Successful reading of ext2/3 from WinXP

I bought a 750GB LaCiE USB2 external drive and wanted to copy DVB MPEG files onto it to watch via a WinXP laptop while away at a conference. It's been a while since I last tried to share files between WinXP and Linux; since then big disks and big files are common place.

The drive came preformatted as NTFS. I managed to get Linux to mount it via ntfs-3g and the old ntfs modules, but it was unstable, and obviously still isn't ready for write access.

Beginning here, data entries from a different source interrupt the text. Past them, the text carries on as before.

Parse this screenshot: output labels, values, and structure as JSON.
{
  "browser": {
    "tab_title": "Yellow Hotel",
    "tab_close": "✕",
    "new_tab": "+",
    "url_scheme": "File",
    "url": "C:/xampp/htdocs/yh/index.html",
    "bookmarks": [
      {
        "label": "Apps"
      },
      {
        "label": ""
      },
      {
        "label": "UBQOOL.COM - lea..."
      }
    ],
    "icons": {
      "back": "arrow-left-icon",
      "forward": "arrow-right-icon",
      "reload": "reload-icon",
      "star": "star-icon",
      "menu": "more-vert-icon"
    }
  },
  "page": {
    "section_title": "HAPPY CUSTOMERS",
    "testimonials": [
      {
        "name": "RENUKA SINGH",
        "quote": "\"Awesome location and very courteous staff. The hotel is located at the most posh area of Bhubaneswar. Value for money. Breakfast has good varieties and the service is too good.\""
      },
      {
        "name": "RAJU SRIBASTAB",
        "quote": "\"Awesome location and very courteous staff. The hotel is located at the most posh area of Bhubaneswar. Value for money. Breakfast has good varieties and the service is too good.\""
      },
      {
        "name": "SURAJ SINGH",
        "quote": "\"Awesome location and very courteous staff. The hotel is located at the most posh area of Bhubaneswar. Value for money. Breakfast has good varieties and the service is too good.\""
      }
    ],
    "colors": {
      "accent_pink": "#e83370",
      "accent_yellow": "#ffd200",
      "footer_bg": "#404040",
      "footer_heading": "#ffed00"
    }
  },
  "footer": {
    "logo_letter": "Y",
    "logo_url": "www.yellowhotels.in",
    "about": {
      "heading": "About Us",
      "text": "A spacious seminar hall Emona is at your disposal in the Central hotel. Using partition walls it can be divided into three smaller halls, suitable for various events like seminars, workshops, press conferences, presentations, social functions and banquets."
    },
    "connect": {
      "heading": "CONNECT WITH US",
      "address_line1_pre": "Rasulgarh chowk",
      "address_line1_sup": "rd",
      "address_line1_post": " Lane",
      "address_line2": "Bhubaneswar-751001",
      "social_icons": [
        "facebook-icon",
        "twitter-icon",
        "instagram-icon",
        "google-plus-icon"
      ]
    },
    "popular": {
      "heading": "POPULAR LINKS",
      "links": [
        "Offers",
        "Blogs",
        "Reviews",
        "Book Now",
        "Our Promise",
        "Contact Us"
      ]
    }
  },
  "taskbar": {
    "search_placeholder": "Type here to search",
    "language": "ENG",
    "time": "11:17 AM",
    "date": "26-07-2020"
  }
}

My second idea was to use FAT32 (vfat module) as most USB keys use that and I'd successfully used it on my LaCiE 2.5" 120GB USB2 disk. Unfortunately most of the MPEG files are bigger than 4 GB, which is beyond the capability of FAT32. Back to the drawing board.

So I googled for "winxp ext2" and found the following:

http://www.fs-driver.org/index.html
It provides Windows NT4.0/2000/XP/2003/Vista with full access to Linux Ext2 volumes (read access and write access). This may be useful if you have installed both Windows and Linux as a dual boot environment on your computer. The "Ext2 Installable File System for Windows" software is freeware.

It sounded great, and to my surprise, it lived up to its claims! I did a "mke2fs" on the USB2 disk, and copied some files across, ranging from 400MB to 8GB. I then plugged it into the WinXP laptop and it found it, let me (permanently) assign it drive L:. I opened Windows Media Player Classic, and it played it all without issue - no lag, no problem going past 4 GB. I was very impressed.

So two thumbs up from me for Ext2 IFS!